Department of Anatomy and Cell Biology, University of Western Ontario, London, ON, Canada.
Hum Mutat. 2011 Apr;32(4):456-66. doi: 10.1002/humu.21472.
Oculodentodigital dysplasia (ODDD) is primarily an autosomal dominant human disease caused by any one of over 60 mutations in the GJA1 gene encoding the gap junction protein Cx43. In the present study, wound healing was investigated in a G60S ODDD mutant mouse model and by using dermal fibroblasts isolated from two ODDD patients harboring the p.D3N and p.V216L mutants along with dermal fibroblasts isolated from their respective unaffected relatives. Punch biopsies revealed a delay in wound closure in the G60S mutant mice in comparison to wild-type littermates, and this delay appeared to be due to defects in the dermal fibroblasts. Although both the p.D3N and p.V216L mutants reduced gap junctional intercellular communication in human dermal fibroblasts, immunolocalization studies revealed that Cx43 gap junctions were prevalent at the cell surface of p.D3N expressing fibroblasts but greatly reduced in p.V216L expressing fibroblasts. Mutant expressing fibroblasts were further found to have reduced proliferation and migration capabilities. Finally, in response to TGFβ1, mutant expressing fibroblasts expressed significantly less alpha smooth muscle actin suggesting they were inefficient in their ability to differentiate into myofibroblasts. Collectively, our results suggest that ODDD patients may have subclinical defects in wound healing due to impaired function of dermal fibroblasts.

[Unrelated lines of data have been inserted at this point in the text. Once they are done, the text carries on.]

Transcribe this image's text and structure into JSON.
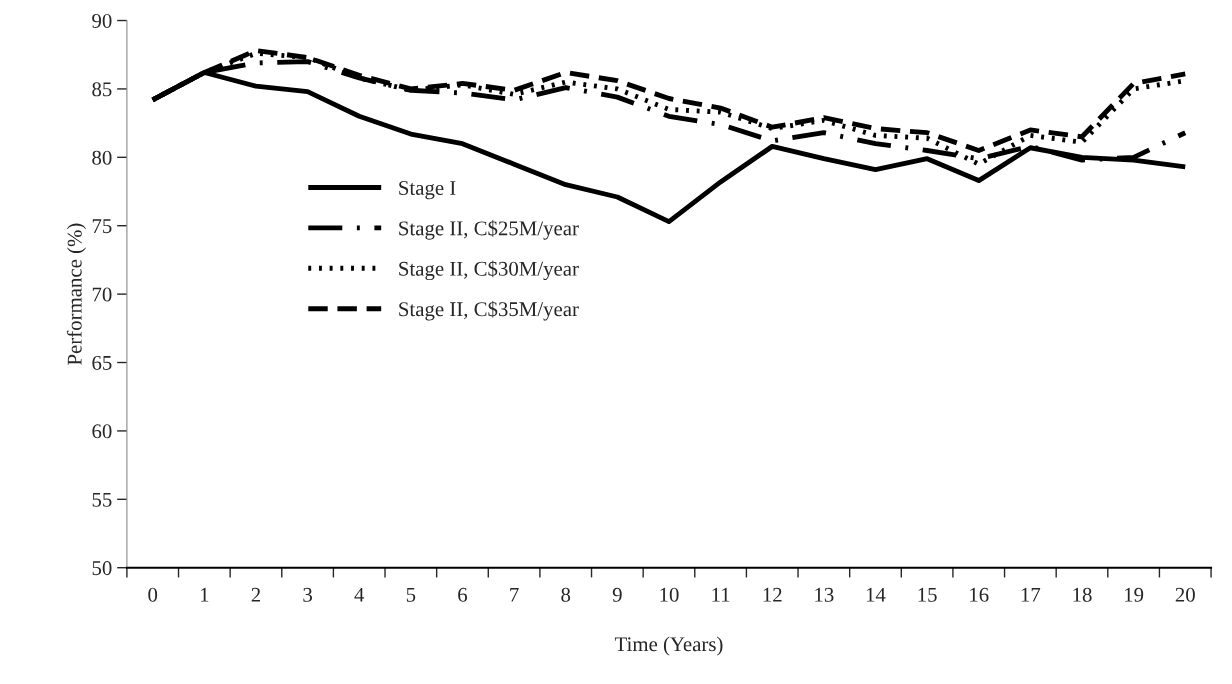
{
  "chart_data": {
    "type": "line",
    "xlabel": "Time (Years)",
    "ylabel": "Performance (%)",
    "categories": [
      "0",
      "1",
      "2",
      "3",
      "4",
      "5",
      "6",
      "7",
      "8",
      "9",
      "10",
      "11",
      "12",
      "13",
      "14",
      "15",
      "16",
      "17",
      "18",
      "19",
      "20"
    ],
    "ylim": [
      50,
      90
    ],
    "yticks": [
      50,
      55,
      60,
      65,
      70,
      75,
      80,
      85,
      90
    ],
    "grid": false,
    "legend": "left",
    "marker": "none",
    "series": [
      {
        "name": "Stage I",
        "color": "#000000",
        "line_style": "solid",
        "values": [
          84.2,
          86.2,
          85.2,
          84.8,
          83.0,
          81.7,
          81.0,
          79.5,
          78.0,
          77.1,
          75.3,
          78.2,
          80.8,
          79.9,
          79.1,
          79.9,
          78.3,
          80.7,
          80.0,
          79.8,
          79.3
        ]
      },
      {
        "name": "Stage II, C$25M/year",
        "color": "#000000",
        "line_style": "dashdot",
        "values": [
          84.2,
          86.2,
          86.9,
          87.0,
          85.8,
          84.9,
          84.7,
          84.2,
          85.1,
          84.4,
          83.0,
          82.4,
          81.2,
          81.8,
          81.0,
          80.5,
          79.9,
          80.8,
          79.8,
          80.0,
          81.8
        ]
      },
      {
        "name": "Stage II, C$30M/year",
        "color": "#000000",
        "line_style": "dotted",
        "values": [
          84.2,
          86.2,
          87.6,
          87.3,
          85.8,
          84.9,
          85.3,
          84.6,
          85.5,
          85.0,
          83.5,
          83.3,
          82.1,
          82.7,
          81.6,
          81.4,
          79.5,
          81.6,
          81.1,
          85.0,
          85.6
        ]
      },
      {
        "name": "Stage II, C$35M/year",
        "color": "#000000",
        "line_style": "dashed",
        "values": [
          84.2,
          86.2,
          87.8,
          87.3,
          86.0,
          85.0,
          85.4,
          84.9,
          86.2,
          85.6,
          84.3,
          83.6,
          82.2,
          82.9,
          82.1,
          81.8,
          80.5,
          82.0,
          81.5,
          85.4,
          86.1
        ]
      }
    ]
  }
}
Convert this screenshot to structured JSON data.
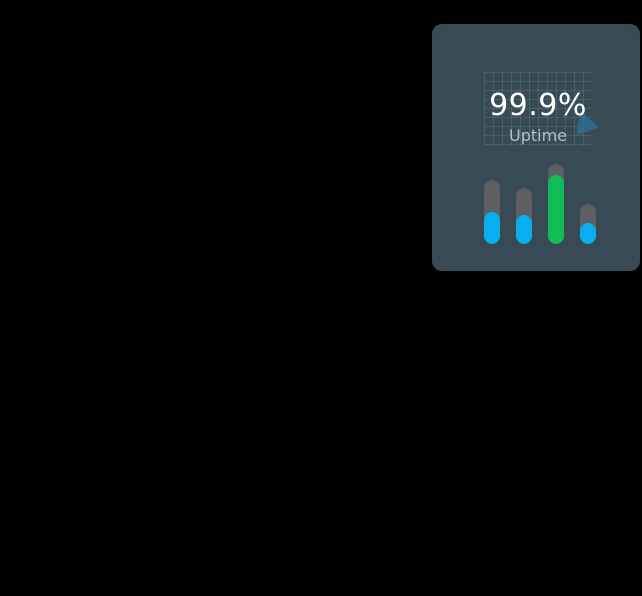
{
  "widget": {
    "value": "99.9%",
    "label": "Uptime",
    "accent_blue": "#08aef0",
    "accent_green": "#12bb55",
    "track_color": "#5d5f60",
    "bars": [
      {
        "level": 0.5,
        "color": "#08aef0"
      },
      {
        "level": 0.52,
        "color": "#08aef0"
      },
      {
        "level": 0.86,
        "color": "#12bb55"
      },
      {
        "level": 0.53,
        "color": "#08aef0"
      }
    ]
  }
}
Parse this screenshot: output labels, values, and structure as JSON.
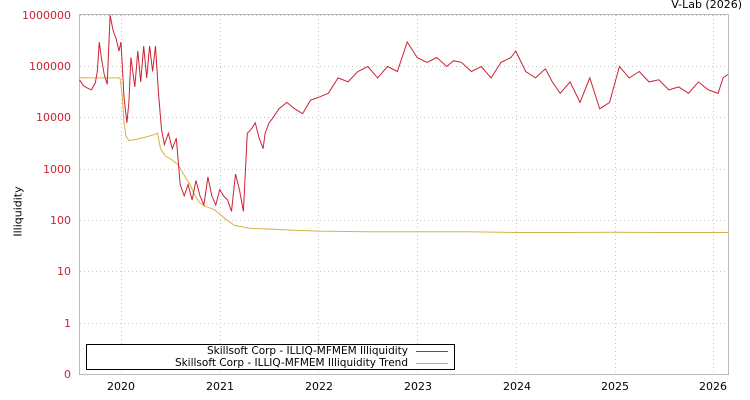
{
  "credit": "V-Lab (2026)",
  "chart_data": {
    "type": "line",
    "title": "",
    "xlabel": "",
    "ylabel": "Illiquidity",
    "yscale": "log",
    "ylim": [
      0.1,
      1000000
    ],
    "y_ticks": [
      "1000000",
      "100000",
      "10000",
      "1000",
      "100",
      "10",
      "1",
      "0"
    ],
    "x_ticks": [
      "2020",
      "2021",
      "2022",
      "2023",
      "2024",
      "2025",
      "2026"
    ],
    "xlim": [
      2019.58,
      2026.15
    ],
    "grid": true,
    "legend_position": "bottom-left",
    "series": [
      {
        "name": "Skillsoft Corp - ILLIQ-MFMEM Illiquidity",
        "color": "#cc2233",
        "x": [
          2019.58,
          2019.62,
          2019.66,
          2019.7,
          2019.74,
          2019.76,
          2019.78,
          2019.8,
          2019.83,
          2019.86,
          2019.89,
          2019.92,
          2019.95,
          2019.98,
          2020.0,
          2020.03,
          2020.06,
          2020.08,
          2020.1,
          2020.14,
          2020.17,
          2020.2,
          2020.23,
          2020.26,
          2020.29,
          2020.32,
          2020.35,
          2020.38,
          2020.41,
          2020.44,
          2020.48,
          2020.52,
          2020.56,
          2020.6,
          2020.64,
          2020.68,
          2020.72,
          2020.76,
          2020.8,
          2020.84,
          2020.88,
          2020.92,
          2020.96,
          2021.0,
          2021.04,
          2021.08,
          2021.12,
          2021.16,
          2021.2,
          2021.24,
          2021.28,
          2021.32,
          2021.36,
          2021.4,
          2021.44,
          2021.46,
          2021.5,
          2021.54,
          2021.6,
          2021.68,
          2021.76,
          2021.84,
          2021.92,
          2022.0,
          2022.1,
          2022.2,
          2022.3,
          2022.4,
          2022.5,
          2022.6,
          2022.7,
          2022.8,
          2022.9,
          2023.0,
          2023.1,
          2023.2,
          2023.3,
          2023.37,
          2023.45,
          2023.55,
          2023.65,
          2023.75,
          2023.85,
          2023.95,
          2024.0,
          2024.1,
          2024.2,
          2024.3,
          2024.37,
          2024.45,
          2024.55,
          2024.65,
          2024.75,
          2024.85,
          2024.95,
          2025.05,
          2025.15,
          2025.25,
          2025.35,
          2025.45,
          2025.55,
          2025.65,
          2025.75,
          2025.85,
          2025.95,
          2026.05,
          2026.1,
          2026.15
        ],
        "values": [
          55000,
          42000,
          38000,
          35000,
          48000,
          80000,
          300000,
          150000,
          70000,
          45000,
          1000000,
          500000,
          350000,
          200000,
          300000,
          25000,
          8000,
          20000,
          150000,
          40000,
          200000,
          50000,
          250000,
          60000,
          250000,
          80000,
          250000,
          30000,
          6000,
          3000,
          5000,
          2500,
          4000,
          500,
          300,
          500,
          250,
          600,
          300,
          200,
          700,
          300,
          200,
          400,
          300,
          250,
          150,
          800,
          400,
          150,
          5000,
          6000,
          8000,
          4000,
          2500,
          5000,
          8000,
          10000,
          15000,
          20000,
          15000,
          12000,
          22000,
          25000,
          30000,
          60000,
          50000,
          80000,
          100000,
          60000,
          100000,
          80000,
          300000,
          150000,
          120000,
          150000,
          100000,
          130000,
          120000,
          80000,
          100000,
          60000,
          120000,
          150000,
          200000,
          80000,
          60000,
          90000,
          50000,
          30000,
          50000,
          20000,
          60000,
          15000,
          20000,
          100000,
          60000,
          80000,
          50000,
          55000,
          35000,
          40000,
          30000,
          50000,
          35000,
          30000,
          60000,
          70000
        ]
      },
      {
        "name": "Skillsoft Corp - ILLIQ-MFMEM Illiquidity Trend",
        "color": "#d4b24c",
        "x": [
          2019.58,
          2019.99,
          2020.01,
          2020.03,
          2020.05,
          2020.08,
          2020.15,
          2020.25,
          2020.35,
          2020.37,
          2020.4,
          2020.45,
          2020.52,
          2020.58,
          2020.65,
          2020.7,
          2020.75,
          2020.8,
          2020.85,
          2020.95,
          2021.05,
          2021.15,
          2021.3,
          2021.5,
          2021.7,
          2022.0,
          2022.5,
          2023.0,
          2023.5,
          2024.0,
          2024.5,
          2025.0,
          2025.5,
          2026.0,
          2026.15
        ],
        "values": [
          60000,
          60000,
          30000,
          8000,
          4500,
          3600,
          3800,
          4200,
          4800,
          5000,
          2500,
          1800,
          1500,
          1200,
          700,
          500,
          300,
          220,
          190,
          160,
          110,
          80,
          70,
          68,
          65,
          62,
          60,
          60,
          60,
          58,
          58,
          59,
          58,
          58,
          58
        ]
      }
    ]
  },
  "legend": {
    "items": [
      {
        "label": "Skillsoft Corp - ILLIQ-MFMEM Illiquidity",
        "color": "#cc2233"
      },
      {
        "label": "Skillsoft Corp - ILLIQ-MFMEM Illiquidity Trend",
        "color": "#d4b24c"
      }
    ]
  }
}
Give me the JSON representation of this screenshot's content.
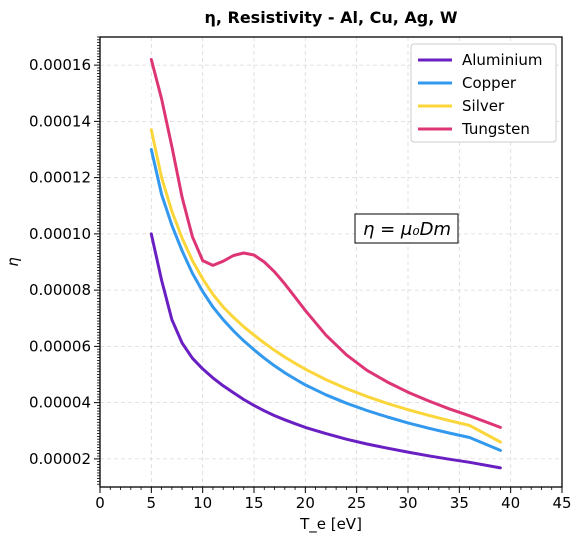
{
  "chart_data": {
    "type": "line",
    "title": "η, Resistivity - Al, Cu, Ag, W",
    "xlabel": "T_e [eV]",
    "ylabel": "η",
    "xlim": [
      0,
      45
    ],
    "ylim": [
      1e-05,
      0.00017
    ],
    "xticks": [
      "0",
      "5",
      "10",
      "15",
      "20",
      "25",
      "30",
      "35",
      "40",
      "45"
    ],
    "yticks": [
      "0.00002",
      "0.00004",
      "0.00006",
      "0.00008",
      "0.00010",
      "0.00012",
      "0.00014",
      "0.00016"
    ],
    "grid": true,
    "legend_position": "top-right",
    "annotation": "η = μ₀Dm",
    "x": [
      5,
      6,
      7,
      8,
      9,
      10,
      11,
      12,
      13,
      14,
      15,
      16,
      17,
      18,
      19,
      20,
      22,
      24,
      26,
      28,
      30,
      32,
      34,
      36,
      39
    ],
    "series": [
      {
        "name": "Aluminium",
        "color": "#6a1fc2",
        "values": [
          0.0001,
          8.35e-05,
          6.95e-05,
          6.12e-05,
          5.58e-05,
          5.2e-05,
          4.88e-05,
          4.6e-05,
          4.35e-05,
          4.11e-05,
          3.9e-05,
          3.71e-05,
          3.54e-05,
          3.39e-05,
          3.25e-05,
          3.12e-05,
          2.9e-05,
          2.7e-05,
          2.53e-05,
          2.38e-05,
          2.24e-05,
          2.11e-05,
          1.99e-05,
          1.88e-05,
          1.68e-05
        ]
      },
      {
        "name": "Copper",
        "color": "#3399ee",
        "values": [
          0.00013,
          0.000114,
          0.000103,
          9.4e-05,
          8.6e-05,
          7.95e-05,
          7.4e-05,
          6.95e-05,
          6.55e-05,
          6.2e-05,
          5.88e-05,
          5.58e-05,
          5.31e-05,
          5.06e-05,
          4.84e-05,
          4.63e-05,
          4.28e-05,
          3.98e-05,
          3.72e-05,
          3.49e-05,
          3.28e-05,
          3.09e-05,
          2.92e-05,
          2.76e-05,
          2.3e-05
        ]
      },
      {
        "name": "Silver",
        "color": "#fbd63a",
        "values": [
          0.000137,
          0.00012,
          0.000108,
          9.85e-05,
          9.05e-05,
          8.4e-05,
          7.85e-05,
          7.4e-05,
          7.03e-05,
          6.7e-05,
          6.4e-05,
          6.12e-05,
          5.86e-05,
          5.62e-05,
          5.4e-05,
          5.19e-05,
          4.82e-05,
          4.5e-05,
          4.22e-05,
          3.97e-05,
          3.75e-05,
          3.55e-05,
          3.36e-05,
          3.19e-05,
          2.6e-05
        ]
      },
      {
        "name": "Tungsten",
        "color": "#dd3575",
        "values": [
          0.000162,
          0.000148,
          0.000131,
          0.000113,
          9.9e-05,
          9.05e-05,
          8.88e-05,
          9.03e-05,
          9.23e-05,
          9.32e-05,
          9.25e-05,
          9e-05,
          8.65e-05,
          8.22e-05,
          7.75e-05,
          7.28e-05,
          6.4e-05,
          5.7e-05,
          5.15e-05,
          4.73e-05,
          4.37e-05,
          4.06e-05,
          3.78e-05,
          3.53e-05,
          3.12e-05
        ]
      }
    ]
  }
}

眼牙指发育不良症(ODDD)主要是一种常染色体显性遗传人类疾病,由编码间隙连接蛋白 Cx43 的 GJA1 基因的 60 多种突变之一引起。在本研究中,通过研究 G60S ODDD 突变小鼠模型和从两个携带 p.D3N 和 p.V216L 突变的 ODDD 患者分离的真皮成纤维细胞以及从其各自未受影响的亲属分离的真皮成纤维细胞,研究了伤口愈合。打孔活检显示,与野生型同窝仔相比,G60S 突变小鼠的伤口闭合延迟,这种延迟似乎是由于真皮成纤维细胞的缺陷所致。尽管 p.D3N 和 p.V216L 突变均降低了人真皮成纤维细胞的缝隙连接细胞间通讯,但免疫定位研究显示,Cx43 间隙连接在表达 p.D3N 的成纤维细胞的细胞表面普遍存在,但在表达 p.V216L 的成纤维细胞中大大减少。进一步发现,表达突变体的成纤维细胞增殖和迁移能力降低。最后,在 TGFβ1 的刺激下,表达突变体的成纤维细胞表达的α平滑肌肌动蛋白明显减少,这表明它们在分化为肌成纤维细胞的能力上效率低下。总之,我们的结果表明,由于真皮成纤维细胞功能受损,ODDD 患者的伤口愈合可能存在亚临床缺陷。